Question

A cycle wheel of radius $0.5\, m$ is rotated with constant angular velocity of $10 \,rad/s$ in a region of magnetic field of $0.1\, T$ which is perpendicular to the plane of the wheel. The $EMF$ generated between its centre and the rim is,

• A. 0.25 V
• B. 0.125 V
• C. 0.5 V
• D. zero

Answer 1

The Correct Option is B

To determine the electromotive force (EMF) generated between the center of the wheel and its rim, we can use the formula for EMF induced in a rotating disc in a magnetic field.

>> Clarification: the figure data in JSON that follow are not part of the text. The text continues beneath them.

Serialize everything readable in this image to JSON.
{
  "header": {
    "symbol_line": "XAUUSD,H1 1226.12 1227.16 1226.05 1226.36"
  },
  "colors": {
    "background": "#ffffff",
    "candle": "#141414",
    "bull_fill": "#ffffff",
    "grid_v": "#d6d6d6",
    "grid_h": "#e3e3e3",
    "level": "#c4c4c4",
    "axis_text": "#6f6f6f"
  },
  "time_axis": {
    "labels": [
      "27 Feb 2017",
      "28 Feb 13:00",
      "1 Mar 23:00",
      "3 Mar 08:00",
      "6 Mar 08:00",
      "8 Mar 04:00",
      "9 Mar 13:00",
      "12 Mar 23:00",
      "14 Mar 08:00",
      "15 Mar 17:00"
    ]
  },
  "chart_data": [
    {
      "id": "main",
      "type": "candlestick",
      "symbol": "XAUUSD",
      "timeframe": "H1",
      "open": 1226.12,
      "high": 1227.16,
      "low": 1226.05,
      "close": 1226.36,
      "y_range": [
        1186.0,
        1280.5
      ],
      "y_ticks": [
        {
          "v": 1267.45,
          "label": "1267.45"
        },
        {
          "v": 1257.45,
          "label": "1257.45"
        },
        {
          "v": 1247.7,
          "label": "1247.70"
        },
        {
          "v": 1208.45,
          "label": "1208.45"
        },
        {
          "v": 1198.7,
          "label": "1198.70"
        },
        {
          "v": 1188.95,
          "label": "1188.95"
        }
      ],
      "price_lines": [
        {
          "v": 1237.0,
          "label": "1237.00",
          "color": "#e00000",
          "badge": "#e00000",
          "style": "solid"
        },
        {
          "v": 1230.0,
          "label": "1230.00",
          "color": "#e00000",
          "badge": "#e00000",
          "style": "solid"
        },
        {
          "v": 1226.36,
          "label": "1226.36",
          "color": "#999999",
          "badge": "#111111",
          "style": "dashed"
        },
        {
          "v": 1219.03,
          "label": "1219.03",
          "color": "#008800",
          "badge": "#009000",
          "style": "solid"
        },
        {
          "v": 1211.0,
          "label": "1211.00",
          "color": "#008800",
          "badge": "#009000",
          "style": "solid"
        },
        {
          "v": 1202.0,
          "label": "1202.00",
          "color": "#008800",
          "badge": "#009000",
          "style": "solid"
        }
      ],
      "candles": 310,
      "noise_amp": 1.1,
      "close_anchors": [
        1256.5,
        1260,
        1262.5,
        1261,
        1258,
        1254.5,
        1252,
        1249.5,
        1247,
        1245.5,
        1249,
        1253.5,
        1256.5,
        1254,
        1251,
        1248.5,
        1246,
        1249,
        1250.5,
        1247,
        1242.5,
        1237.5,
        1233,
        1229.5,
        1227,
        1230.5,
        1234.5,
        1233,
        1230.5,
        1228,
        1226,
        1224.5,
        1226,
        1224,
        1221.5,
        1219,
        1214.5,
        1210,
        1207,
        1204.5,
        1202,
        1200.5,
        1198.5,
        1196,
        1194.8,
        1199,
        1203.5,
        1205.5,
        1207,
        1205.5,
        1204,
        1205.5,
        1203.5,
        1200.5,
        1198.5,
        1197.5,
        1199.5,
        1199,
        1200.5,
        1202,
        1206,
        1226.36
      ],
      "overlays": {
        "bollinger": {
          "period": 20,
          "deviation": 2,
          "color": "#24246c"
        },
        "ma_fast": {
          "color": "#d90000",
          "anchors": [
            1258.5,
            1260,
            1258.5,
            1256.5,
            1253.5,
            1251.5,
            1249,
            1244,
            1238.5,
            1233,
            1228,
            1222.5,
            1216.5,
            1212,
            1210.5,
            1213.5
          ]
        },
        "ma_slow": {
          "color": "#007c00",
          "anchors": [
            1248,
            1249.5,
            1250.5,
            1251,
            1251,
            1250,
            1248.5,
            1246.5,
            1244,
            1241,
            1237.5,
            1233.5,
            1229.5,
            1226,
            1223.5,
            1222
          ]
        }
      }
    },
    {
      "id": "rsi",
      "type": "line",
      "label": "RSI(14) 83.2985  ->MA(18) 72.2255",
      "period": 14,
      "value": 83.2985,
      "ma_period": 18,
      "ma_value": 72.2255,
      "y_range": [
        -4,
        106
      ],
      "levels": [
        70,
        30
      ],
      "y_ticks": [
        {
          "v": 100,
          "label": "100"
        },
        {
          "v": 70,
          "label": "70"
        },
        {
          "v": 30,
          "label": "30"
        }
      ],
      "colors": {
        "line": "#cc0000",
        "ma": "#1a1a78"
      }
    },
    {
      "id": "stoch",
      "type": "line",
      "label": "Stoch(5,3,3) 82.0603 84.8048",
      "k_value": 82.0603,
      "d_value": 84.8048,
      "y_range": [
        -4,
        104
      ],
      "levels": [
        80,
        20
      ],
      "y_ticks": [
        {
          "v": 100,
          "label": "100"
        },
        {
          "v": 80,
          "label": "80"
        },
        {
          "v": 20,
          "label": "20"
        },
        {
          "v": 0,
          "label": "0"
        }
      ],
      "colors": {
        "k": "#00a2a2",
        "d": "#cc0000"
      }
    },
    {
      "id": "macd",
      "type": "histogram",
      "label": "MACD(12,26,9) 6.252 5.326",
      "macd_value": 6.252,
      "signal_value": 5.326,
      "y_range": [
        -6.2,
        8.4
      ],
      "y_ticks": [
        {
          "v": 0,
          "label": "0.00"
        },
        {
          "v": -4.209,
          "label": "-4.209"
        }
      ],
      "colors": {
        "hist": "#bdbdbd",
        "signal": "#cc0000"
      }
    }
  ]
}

This can be given by:

EMF = \dfrac{1}{2} B \omega r^2

Where:

• B is the magnetic field strength, B = 0.1 \, T.
• \omega is the angular velocity, \omega = 10 \, rad/s.
• r is the radius of the wheel, r = 0.5 \, m.

Let's substitute these values into the formula:

EMF = \dfrac{1}{2} \times 0.1 \, T \times 10 \, rad/s \times (0.5 \, m)^2

Simplifying inside the brackets:

= \dfrac{1}{2} \times 0.1 \times 10 \times 0.25

Further simplifying:

= \dfrac{1}{2} \times 0.25

= 0.125 \, V

Thus, the EMF generated between the center and the rim of the wheel is 0.125 \, V.

Hence, the correct answer is:

0.125 V